When I was growing up, I always wanted to be a lawyer. However, as I grew up, I became infatuated by computers. When I was in the 8th grade I taught myself how to create websites using languages such as HTML, PHP and CGI and programs such as Flash, Dreamweaver and other programs that I illegally downloaded. When my mom got our first computer I spent all day on it. That was especially easy because by the end of the 9th grade I had stopped going to school.
Following my release, when it came time to start thinking about an academic and career path, my first thought went to computers. However, before college, the highest math class I had ever completed was pre-algebra in the 8th grade. I was basically gifted a D in that class so I didn’t know if I would be able to succeed in any classes that had to do with math. I did horrible on the math section of the G.E.D. test but somehow my average score was enough for me to pass. I figured that I couldn’t avoid math if I did anything with computers and I also had a desire to go into a field that would allow me to help people so I went another route.
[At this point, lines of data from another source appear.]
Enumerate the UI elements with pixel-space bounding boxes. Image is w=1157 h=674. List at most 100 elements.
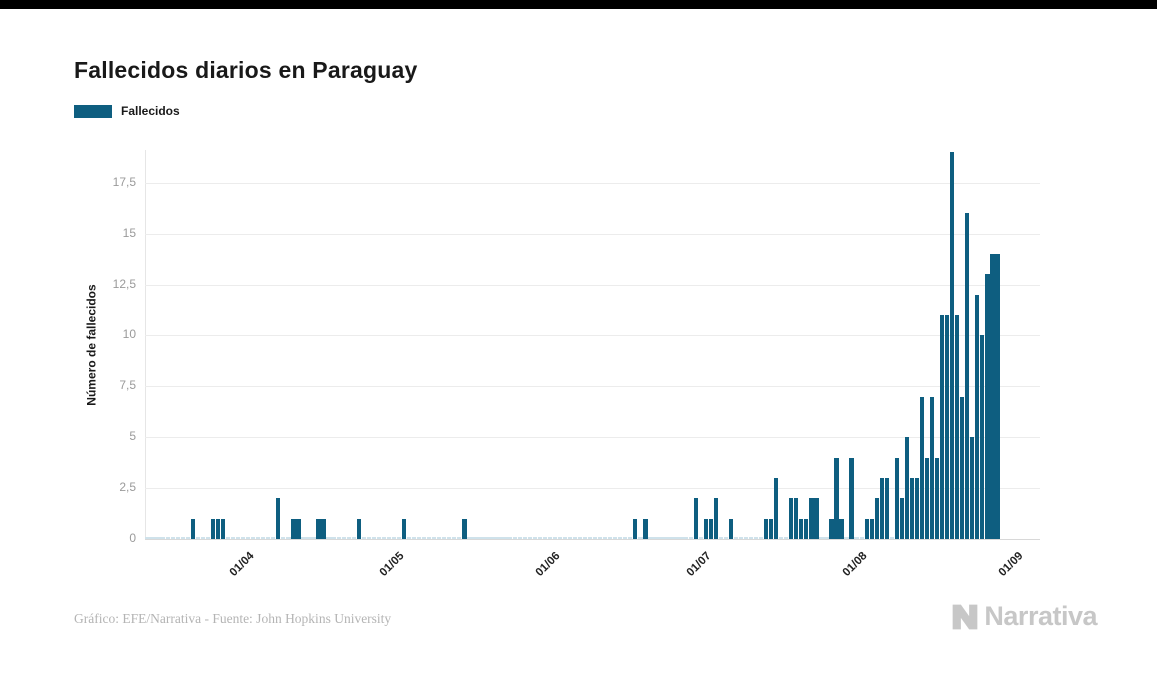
bar-14/04[interactable] bbox=[311, 537, 316, 539]
bar-27/07[interactable] bbox=[834, 457, 839, 539]
bar-26/03[interactable] bbox=[215, 518, 221, 539]
bar-24/03[interactable] bbox=[205, 537, 211, 539]
bar-19/04[interactable] bbox=[336, 537, 341, 539]
bar-13/06[interactable] bbox=[613, 537, 618, 539]
bar-12/06[interactable] bbox=[608, 537, 613, 539]
bar-30/04[interactable] bbox=[391, 537, 397, 539]
bar-07/04[interactable] bbox=[276, 498, 281, 539]
bar-24/04[interactable] bbox=[361, 537, 366, 539]
bar-18/03[interactable] bbox=[175, 537, 180, 539]
bar-04/04[interactable] bbox=[261, 537, 266, 539]
bar-18/05[interactable] bbox=[482, 537, 487, 539]
bar-09/04[interactable] bbox=[286, 537, 291, 539]
bar-30/03[interactable] bbox=[235, 537, 241, 539]
bar-06/05[interactable] bbox=[421, 537, 427, 539]
bar-27/04[interactable] bbox=[376, 537, 382, 539]
bar-11/05[interactable] bbox=[447, 537, 452, 539]
bar-29/06[interactable] bbox=[693, 498, 698, 539]
bar-16/05[interactable] bbox=[472, 537, 477, 539]
bar-26/08[interactable] bbox=[985, 274, 990, 539]
bar-13/07[interactable] bbox=[763, 518, 769, 539]
bar-13/08[interactable] bbox=[919, 396, 925, 539]
bar-03/06[interactable] bbox=[562, 537, 568, 539]
bar-11/06[interactable] bbox=[603, 537, 608, 539]
bar-01/06[interactable] bbox=[552, 537, 558, 539]
bar-03/08[interactable] bbox=[869, 518, 874, 539]
bar-17/06[interactable] bbox=[633, 518, 638, 539]
bar-04/05[interactable] bbox=[411, 537, 417, 539]
bar-06/04[interactable] bbox=[271, 537, 276, 539]
bar-14/03[interactable] bbox=[155, 537, 160, 539]
bar-06/08[interactable] bbox=[884, 477, 889, 539]
bar-25/07[interactable] bbox=[824, 537, 829, 539]
bar-19/06[interactable] bbox=[643, 518, 648, 539]
bar-15/05[interactable] bbox=[467, 537, 472, 539]
bar-02/04[interactable] bbox=[251, 537, 256, 539]
bar-12/07[interactable] bbox=[758, 537, 764, 539]
bar-02/08[interactable] bbox=[864, 518, 869, 539]
bar-25/06[interactable] bbox=[673, 537, 678, 539]
bar-29/05[interactable] bbox=[537, 537, 542, 539]
bar-08/05[interactable] bbox=[432, 537, 437, 539]
bar-27/05[interactable] bbox=[527, 537, 532, 539]
bar-14/06[interactable] bbox=[618, 537, 623, 539]
bar-21/03[interactable] bbox=[190, 518, 195, 539]
bar-09/07[interactable] bbox=[743, 537, 749, 539]
bar-22/03[interactable] bbox=[195, 537, 200, 539]
bar-15/04[interactable] bbox=[316, 518, 321, 539]
bar-02/07[interactable] bbox=[708, 518, 713, 539]
bar-28/05[interactable] bbox=[532, 537, 537, 539]
bar-29/03[interactable] bbox=[230, 537, 236, 539]
bar-27/03[interactable] bbox=[220, 518, 226, 539]
bar-28/08[interactable] bbox=[995, 254, 1000, 539]
bar-23/05[interactable] bbox=[507, 537, 512, 539]
bar-21/04[interactable] bbox=[346, 537, 351, 539]
bar-14/08[interactable] bbox=[924, 457, 930, 539]
bar-31/03[interactable] bbox=[240, 537, 246, 539]
bar-22/04[interactable] bbox=[351, 537, 356, 539]
bar-14/05[interactable] bbox=[462, 518, 467, 539]
bar-17/08[interactable] bbox=[939, 315, 945, 539]
bar-01/07[interactable] bbox=[703, 518, 708, 539]
bar-12/04[interactable] bbox=[301, 537, 306, 539]
bar-20/03[interactable] bbox=[185, 537, 190, 539]
bar-23/08[interactable] bbox=[970, 437, 975, 539]
bar-20/05[interactable] bbox=[492, 537, 497, 539]
bar-04/06[interactable] bbox=[567, 537, 573, 539]
bar-20/04[interactable] bbox=[341, 537, 346, 539]
bar-18/04[interactable] bbox=[331, 537, 336, 539]
bar-28/03[interactable] bbox=[225, 537, 231, 539]
bar-28/04[interactable] bbox=[381, 537, 387, 539]
bar-10/05[interactable] bbox=[442, 537, 447, 539]
bar-23/07[interactable] bbox=[814, 498, 819, 539]
bar-21/08[interactable] bbox=[960, 396, 965, 539]
bar-23/04[interactable] bbox=[356, 518, 361, 539]
bar-22/06[interactable] bbox=[658, 537, 663, 539]
bar-13/05[interactable] bbox=[457, 537, 462, 539]
bar-25/08[interactable] bbox=[980, 335, 985, 539]
bar-05/04[interactable] bbox=[266, 537, 271, 539]
bar-09/06[interactable] bbox=[592, 537, 598, 539]
bar-18/07[interactable] bbox=[789, 498, 794, 539]
bar-26/07[interactable] bbox=[829, 518, 834, 539]
bar-26/06[interactable] bbox=[678, 537, 683, 539]
bar-05/07[interactable] bbox=[723, 537, 729, 539]
bar-07/06[interactable] bbox=[582, 537, 588, 539]
bar-04/07[interactable] bbox=[718, 537, 723, 539]
bar-13/04[interactable] bbox=[306, 537, 311, 539]
bar-23/06[interactable] bbox=[663, 537, 668, 539]
bar-17/07[interactable] bbox=[784, 537, 789, 539]
bar-08/04[interactable] bbox=[281, 537, 286, 539]
bar-29/07[interactable] bbox=[844, 537, 849, 539]
bar-20/08[interactable] bbox=[955, 315, 960, 539]
bar-05/06[interactable] bbox=[572, 537, 578, 539]
bar-20/06[interactable] bbox=[648, 537, 653, 539]
bar-16/04[interactable] bbox=[321, 518, 326, 539]
bar-12/05[interactable] bbox=[452, 537, 457, 539]
bar-30/07[interactable] bbox=[849, 457, 854, 539]
bar-24/08[interactable] bbox=[975, 294, 980, 539]
bar-15/03[interactable] bbox=[160, 537, 165, 539]
bar-13/03[interactable] bbox=[150, 537, 155, 539]
bar-21/07[interactable] bbox=[804, 518, 809, 539]
bar-15/07[interactable] bbox=[774, 477, 779, 539]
I decided that I would get my degree in Alcoholism & Drug Abuse and become a Chemical Dependency Professional. Little did I know, I wouldn’t be avoiding math. I had to start in Math 48, which was probably a pre-pre-algebra class, and work my way up to college level math. It actually made me feel pretty good to see that class so full of other college students. After getting over that initial fear that I might not belong, I was relieved to see that I wasn’t the only one who had a shaky background in math. I wasn’t the only one who had no idea what the order of operations was. I wasn’t the only one who had no idea how to do anything on paper outside of basic addition and subtraction. To this day, I’m still not great when it comes to math but I worked my way up and eventually I passed college level statistics.
Being a drug and alcohol counselor really seemed like a good fit for me. One of the most encouraging aspects is the fact that many people who go into this field are recovering addicts or alcoholics who have had run-ins with the law. I knew that my criminal history would not be a barrier to success. I knew it wouldn’t be easy, and I knew I would have to prove myself to any potential employers. However, knowing that people who have felony convictions can thrive in this field and flip their background into an advantage and a source of connection with clients was a huge contributing factor in me choosing this path.
Ultimately, it never happened. Although I could have began working in the field shortly after starting classes, I never worked a day as a drug and alcohol counselor. I did do a short-term work study at a local counseling agency. Despite not working in the field I earned a degree in, my time in community college was very worthwhile. I ended up increasing my knowledge base and enhancing my credentials as I went further and added a Bachelor’s in Psychology and a Master’s in Interdisciplinary Studies to my resume. Those three degree paths combined to create a unique educational journey that will lead to tremendous benefits for my future employer and those who I will serve.
You need to know yourself in order to make the right decision. Know your goals. Things can and will change but if you at least give yourself some direction you will be more happy with the results of the path that you decide to take. Make sure that you will be in classes that interest you. Make sure that your degree choice matches your career choice. The sooner you can make a solid commitment the better, but flexibility is never a bad thing.